Re: [PATCH 02/15] blkcg: delay blkg destruction until after writeback has finished
From: Josef Bacik
Date: Fri Aug 31 2018 - 11:27:12 EST
On Thu, Aug 30, 2018 at 09:53:43PM -0400, Dennis Zhou wrote:
> From: "Dennis Zhou (Facebook)" <dennisszhou@xxxxxxxxx>
>
> Currently, blkcg destruction relies on a sequence of events:
> 1. Destruction starts. blkcg_css_offline() is called and blkgs
> release their reference to the blkcg. This immediately destroys
> the cgwbs (writeback).
> 2. With blkgs giving up their reference, the blkcg ref count should
> become zero and eventually call blkcg_css_free() which finally
> frees the blkcg.
>
> Jiufei Xue reported that there is a race between blkcg_bio_issue_check()
> and cgroup_rmdir(). To remedy this, blkg destruction becomes contingent
> on the completion of all writeback associated with the blkcg. A count of
> the number of cgwbs is maintained and once that goes to zero, blkg
> destruction can follow. This should prevent premature blkg destruction.
>
> The new process for blkcg cleanup is as follows:
> 1. Destruction starts. blkcg_css_offline() is called which offlines
> writeback. Blkg destruction is delayed on the nr_cgwbs count to
> avoid punting potentially large amounts of outstanding writeback
> to root while maintaining any ongoing policies.

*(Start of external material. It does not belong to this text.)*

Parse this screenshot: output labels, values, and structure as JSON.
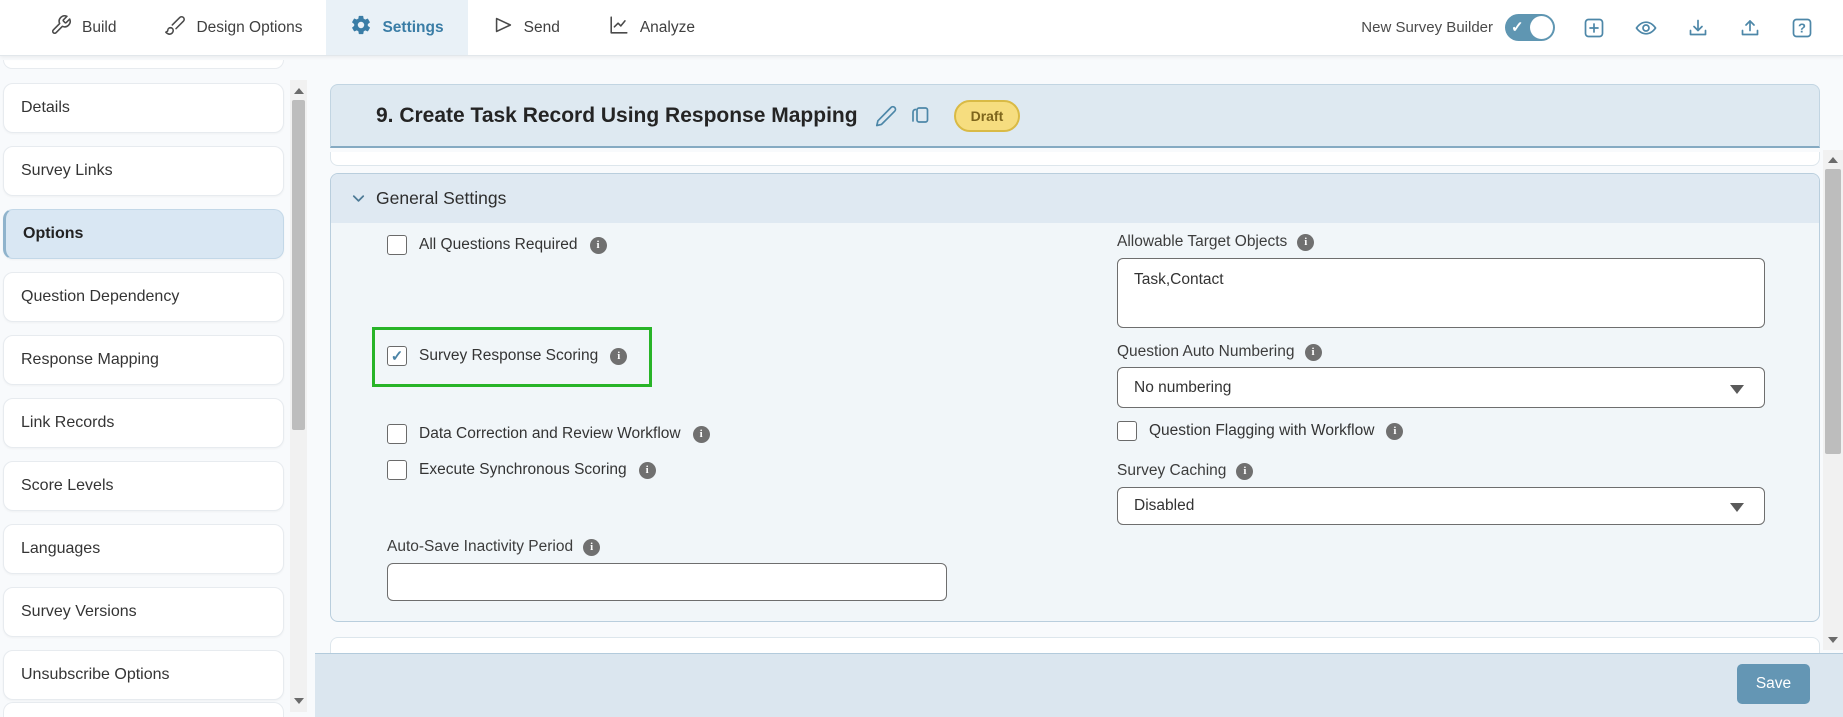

> 2. When the nr_cgwbs becomes zero, blkcg_destroy_blkgs() is called and
> handles destruction of blkgs. This is where the css reference held
> by each blkg is released.
> 3. Once the blkcg ref count goes to zero, blkcg_css_free() is called.
> This finally frees the blkg.
>
> It seems in the past blk-throttle didn't do the most understandable
> things with taking data from a blkg while associating with current. So,
> the simplification and unification of what blk-throttle is doing caused
> this.
>
So the general approach is correct, but it's sort of confusing because you are
using nr_cgwbs as a reference counter, because it's set at 1 at blkg creation
time regardless of wether or not there's an assocated wb cg. So instead why not
just have a refcount_t ref, set it to 1 on creation and make the wb cg take a
ref when it's attached, and then just do the get/put like normal and cleanup as
you have below? What you are doing is a reference counter masquerading as a
count of the wb cg's, just add full ref counting to the blkcg and call it a day,
it'll be much less confusing. Thanks,
Josef